Using [library] for first time. Need to [task].

Their docs say [what docs claim]

The Regex You'll Never Remember

Need regex for [what you're trying to match/validate].

Should match: [examples]
Should NOT match: [examples]

Language: [matters for syntax]

The Config File

Setting up [tool/framework]. Need config for:
- [Requirement 1]
- [Requirement 2]
- [Setting you're not sure about]

What AI Gets Wrong (A Lot)

Security: AI suggests code with SQL injection, XSS, or auth bypasses pretty regularly. Always review security-sensitive code.

Performance: AI optimizes for working code, not fast code. Nested loops, N+1 queries, loading entire tables into memory - it'll do it all.

Best practices: AI often uses outdated patterns or anti-patterns for your specific framework. Just because it works doesn't mean it's how you should do it.

Dependencies: AI recommends libraries without checking if they're maintained, have security issues, or are overkill for your needs.

Error handling: AI tends toward try-catch everything, which hides problems instead of fixing them.

The fix: Use AI to get you 70% there, you handle the remaining 30% that requires judgment.

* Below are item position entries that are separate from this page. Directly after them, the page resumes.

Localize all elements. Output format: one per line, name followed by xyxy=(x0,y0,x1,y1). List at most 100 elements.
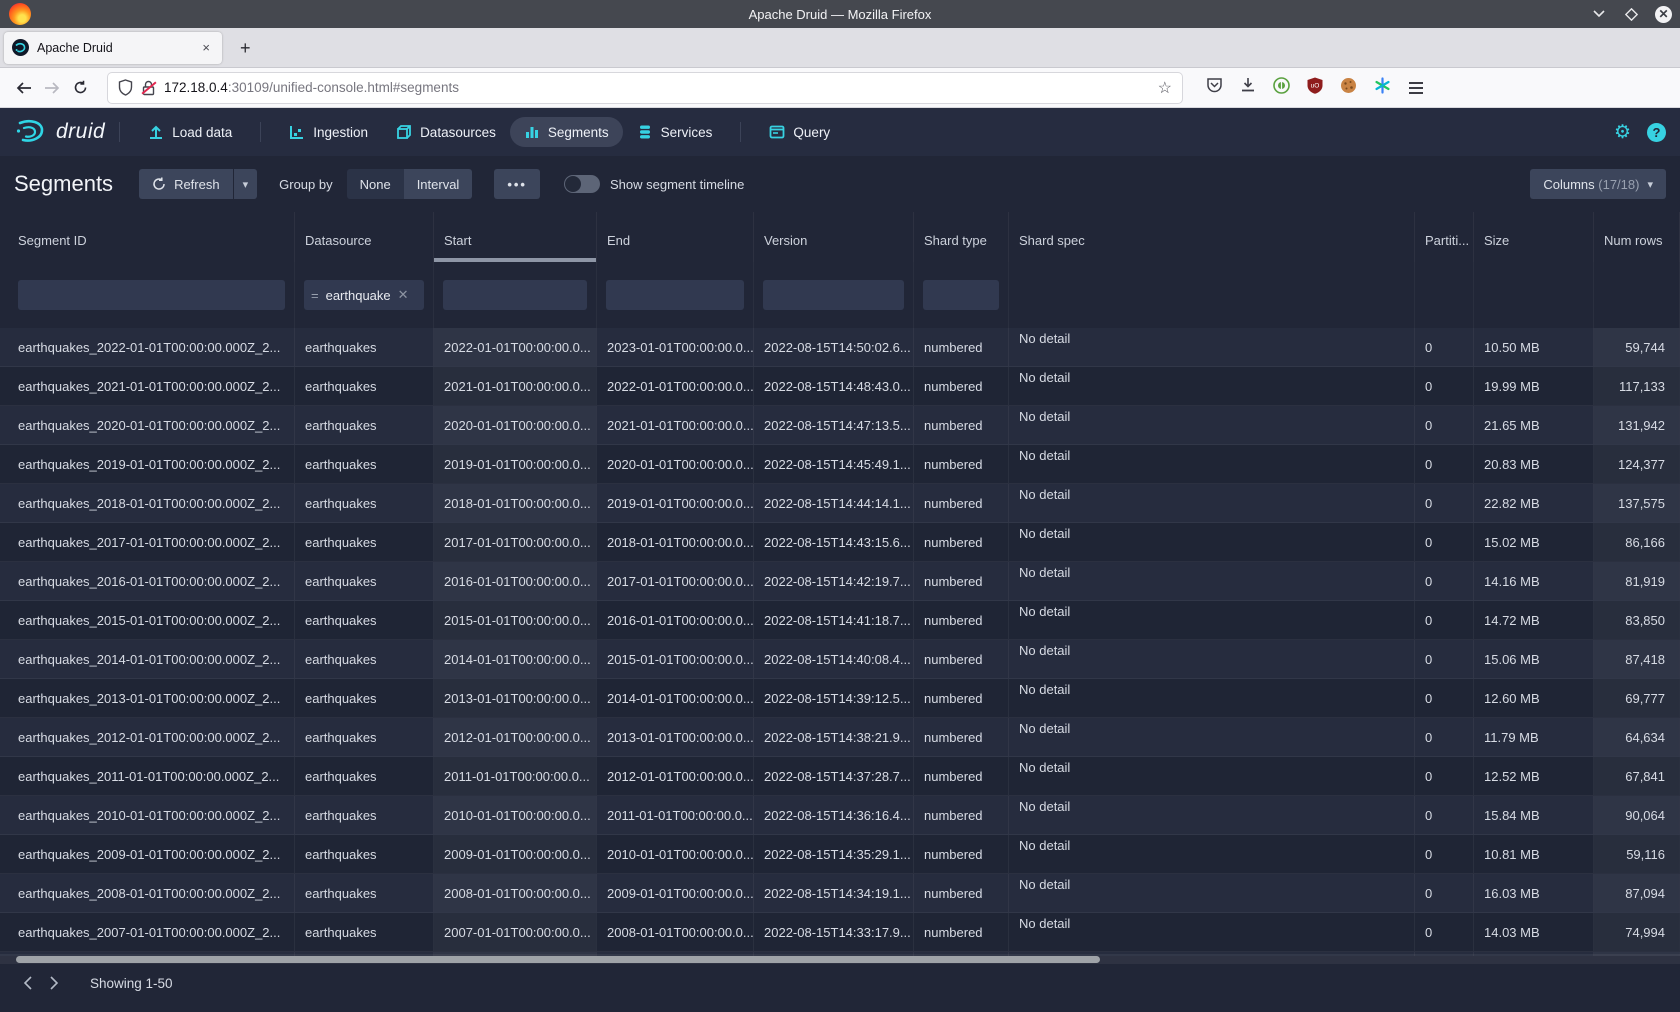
column-header-start[interactable]: Start xyxy=(434,212,597,262)
refresh-button[interactable]: Refresh xyxy=(139,169,233,199)
remove-filter-icon[interactable]: ✕ xyxy=(398,287,409,303)
previous-page-icon[interactable] xyxy=(14,976,41,990)
cell-shard_spec: No detail xyxy=(1009,445,1415,483)
column-header-size[interactable]: Size xyxy=(1474,212,1594,262)
gear-icon[interactable]: ⚙ xyxy=(1614,121,1631,144)
segment-timeline-toggle[interactable] xyxy=(564,175,600,193)
table-row[interactable]: earthquakes_2010-01-01T00:00:00.000Z_2..… xyxy=(0,796,1680,835)
cell-num_rows: 64,634 xyxy=(1594,718,1680,756)
multicolor-extension-icon[interactable] xyxy=(1374,77,1391,99)
filter-input-shard_type[interactable] xyxy=(923,280,999,310)
cell-size: 19.99 MB xyxy=(1474,367,1594,405)
minimize-icon[interactable] xyxy=(1591,6,1607,22)
back-icon[interactable] xyxy=(10,81,38,95)
table-row[interactable]: earthquakes_2013-01-01T00:00:00.000Z_2..… xyxy=(0,679,1680,718)
cell-datasource: earthquakes xyxy=(295,406,434,444)
forward-icon[interactable] xyxy=(38,81,66,95)
table-row[interactable]: earthquakes_2019-01-01T00:00:00.000Z_2..… xyxy=(0,445,1680,484)
column-header-datasource[interactable]: Datasource xyxy=(295,212,434,262)
cell-num_rows: 69,777 xyxy=(1594,679,1680,717)
table-row[interactable]: earthquakes_2014-01-01T00:00:00.000Z_2..… xyxy=(0,640,1680,679)
tracking-shield-icon[interactable] xyxy=(118,79,133,96)
nav-item-segments[interactable]: Segments xyxy=(510,117,623,147)
cell-datasource: earthquakes xyxy=(295,913,434,951)
cookie-extension-icon[interactable] xyxy=(1340,77,1357,99)
cell-shard_type: numbered xyxy=(914,835,1009,873)
next-page-icon[interactable] xyxy=(41,976,68,990)
table-row[interactable]: earthquakes_2021-01-01T00:00:00.000Z_2..… xyxy=(0,367,1680,406)
bookmark-star-icon[interactable]: ☆ xyxy=(1158,78,1172,98)
close-window-icon[interactable]: ✕ xyxy=(1655,6,1672,23)
druid-logo[interactable]: druid xyxy=(14,119,105,145)
new-tab-button[interactable]: + xyxy=(234,37,257,59)
nav-item-ingestion[interactable]: Ingestion xyxy=(275,117,382,147)
column-header-end[interactable]: End xyxy=(597,212,754,262)
cell-size: 20.83 MB xyxy=(1474,445,1594,483)
cell-size: 10.81 MB xyxy=(1474,835,1594,873)
nav-item-load-data[interactable]: Load data xyxy=(134,117,246,147)
table-row[interactable]: earthquakes_2022-01-01T00:00:00.000Z_2..… xyxy=(0,328,1680,367)
filter-input-segment_id[interactable] xyxy=(18,280,285,310)
horizontal-scrollbar[interactable] xyxy=(0,954,1680,964)
cell-num_rows: 87,094 xyxy=(1594,874,1680,912)
refresh-dropdown-button[interactable]: ▾ xyxy=(234,169,258,199)
nav-item-services[interactable]: Services xyxy=(623,117,727,147)
maximize-icon[interactable] xyxy=(1623,6,1639,22)
insecure-lock-icon[interactable] xyxy=(142,80,155,96)
filter-input-datasource[interactable]: =earthquake✕ xyxy=(304,280,424,310)
close-tab-icon[interactable]: × xyxy=(198,40,214,55)
column-header-shard_spec[interactable]: Shard spec xyxy=(1009,212,1415,262)
columns-button[interactable]: Columns (17/18) ▾ xyxy=(1530,169,1666,199)
cell-datasource: earthquakes xyxy=(295,679,434,717)
browser-tab[interactable]: Apache Druid × xyxy=(4,32,222,64)
cell-num_rows: 74,994 xyxy=(1594,913,1680,951)
nav-item-datasources[interactable]: Datasources xyxy=(382,117,510,147)
ublock-origin-icon[interactable]: uO xyxy=(1307,77,1323,99)
filter-input-start[interactable] xyxy=(443,280,587,310)
url-bar[interactable]: 172.18.0.4:30109/unified-console.html#se… xyxy=(108,73,1182,103)
column-header-num_rows[interactable]: Num rows xyxy=(1594,212,1680,262)
cell-partition: 0 xyxy=(1415,406,1474,444)
druid-favicon-icon xyxy=(12,39,29,56)
reload-icon[interactable] xyxy=(66,80,94,95)
download-icon[interactable] xyxy=(1240,77,1256,98)
cell-end: 2017-01-01T00:00:00.0... xyxy=(597,562,754,600)
cell-size: 12.52 MB xyxy=(1474,757,1594,795)
table-row[interactable]: earthquakes_2012-01-01T00:00:00.000Z_2..… xyxy=(0,718,1680,757)
segment-timeline-label: Show segment timeline xyxy=(610,177,744,192)
group-by-none-button[interactable]: None xyxy=(347,169,404,199)
column-header-shard_type[interactable]: Shard type xyxy=(914,212,1009,262)
table-row[interactable]: earthquakes_2007-01-01T00:00:00.000Z_2..… xyxy=(0,913,1680,952)
table-row[interactable]: earthquakes_2008-01-01T00:00:00.000Z_2..… xyxy=(0,874,1680,913)
table-row[interactable]: earthquakes_2018-01-01T00:00:00.000Z_2..… xyxy=(0,484,1680,523)
table-row[interactable]: earthquakes_2020-01-01T00:00:00.000Z_2..… xyxy=(0,406,1680,445)
filter-input-end[interactable] xyxy=(606,280,744,310)
cell-size: 14.16 MB xyxy=(1474,562,1594,600)
table-row[interactable]: earthquakes_2011-01-01T00:00:00.000Z_2..… xyxy=(0,757,1680,796)
scrollbar-thumb[interactable] xyxy=(16,956,1100,963)
cell-partition: 0 xyxy=(1415,718,1474,756)
equals-icon: = xyxy=(311,288,319,303)
column-header-version[interactable]: Version xyxy=(754,212,914,262)
cell-shard_type: numbered xyxy=(914,718,1009,756)
menu-icon[interactable] xyxy=(1409,82,1423,94)
cell-shard_spec: No detail xyxy=(1009,718,1415,756)
chevron-down-icon: ▾ xyxy=(1647,178,1653,191)
column-header-partition[interactable]: Partiti... xyxy=(1415,212,1474,262)
pocket-icon[interactable] xyxy=(1206,77,1223,99)
cell-partition: 0 xyxy=(1415,328,1474,366)
help-icon[interactable]: ? xyxy=(1647,123,1666,142)
table-row[interactable]: earthquakes_2009-01-01T00:00:00.000Z_2..… xyxy=(0,835,1680,874)
cell-num_rows: 131,942 xyxy=(1594,406,1680,444)
cell-start: 2022-01-01T00:00:00.0... xyxy=(434,328,597,366)
table-row[interactable]: earthquakes_2017-01-01T00:00:00.000Z_2..… xyxy=(0,523,1680,562)
cell-num_rows: 81,919 xyxy=(1594,562,1680,600)
table-row[interactable]: earthquakes_2016-01-01T00:00:00.000Z_2..… xyxy=(0,562,1680,601)
green-extension-icon[interactable] xyxy=(1273,77,1290,99)
nav-item-query[interactable]: Query xyxy=(755,117,844,147)
table-row[interactable]: earthquakes_2015-01-01T00:00:00.000Z_2..… xyxy=(0,601,1680,640)
column-header-segment_id[interactable]: Segment ID xyxy=(0,212,295,262)
group-by-interval-button[interactable]: Interval xyxy=(404,169,473,199)
more-options-button[interactable]: ••• xyxy=(494,169,540,199)
filter-input-version[interactable] xyxy=(763,280,904,310)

ChatGPT vs Claude for Coding

ChatGPT:

  • Better at: Code generation, syntax, common patterns

  • Use for: Writing boilerplate, standard implementations

  • Weaker at: Explaining reasoning behind architectural decisions

Claude:

  • Better at: Explaining code logic, understanding context, architectural thinking

  • Use for: Understanding unfamiliar code, reviewing approaches

  • Weaker at: Speed of code generation

Reality: Most devs use ChatGPT for day-to-day, Claude when they need to think through something complex.

What Not To Ask

Don't: "Design my entire system architecture" Why: AI doesn't know your constraints, scale, team, or future needs. You'll regret following this blindly.

Don't: "Write production-ready code for [complex feature]" Why: AI doesn't know your codebase standards, error handling, or edge cases. You'll spend more time fixing it than writing it yourself.

Don't: "Review this 1000-line file" Why: AI can't maintain context that long. Break it into smaller chunks.

Don't: "Fix all the bugs" Why: Too vague. Be specific about what's wrong and what behavior you expect.

Frequently Asked Questions

Will AI replace developers?

No. It replaces some of the boring parts. You still need to know what to build, how to architect it, and why the AI's suggestion is wrong half the time.

Should I feel bad about using AI for code?

No more than using Stack Overflow. It's a tool. The skill is knowing when to use it and when not to trust it.

How much faster does AI make you?

Depends on task. Boilerplate and docs: 5x faster. Complex logic: maybe 1.2x. Debugging weird issues: sometimes 10x, sometimes useless.

Can junior devs learn with AI?

Careful. AI makes it easy to copy code you don't understand. Use it to explain concepts, not to skip learning fundamentals.

What if AI gives me bad code?

It will. Regularly. That's why you read what it generates. AI is fast and dumb. You're slower and smart.

Does AI make me a worse developer?

Only if you stop thinking and just copy-paste everything. Use it to save time on tedious stuff, not to avoid learning.

Should I tell my team I'm using AI?

Depends on team culture. Most teams don't care as long as the code works and is maintainable. Some have policies. Ask.

Can I use AI in interviews?

Usually no. If you need AI to pass a coding interview, you'll struggle in the job.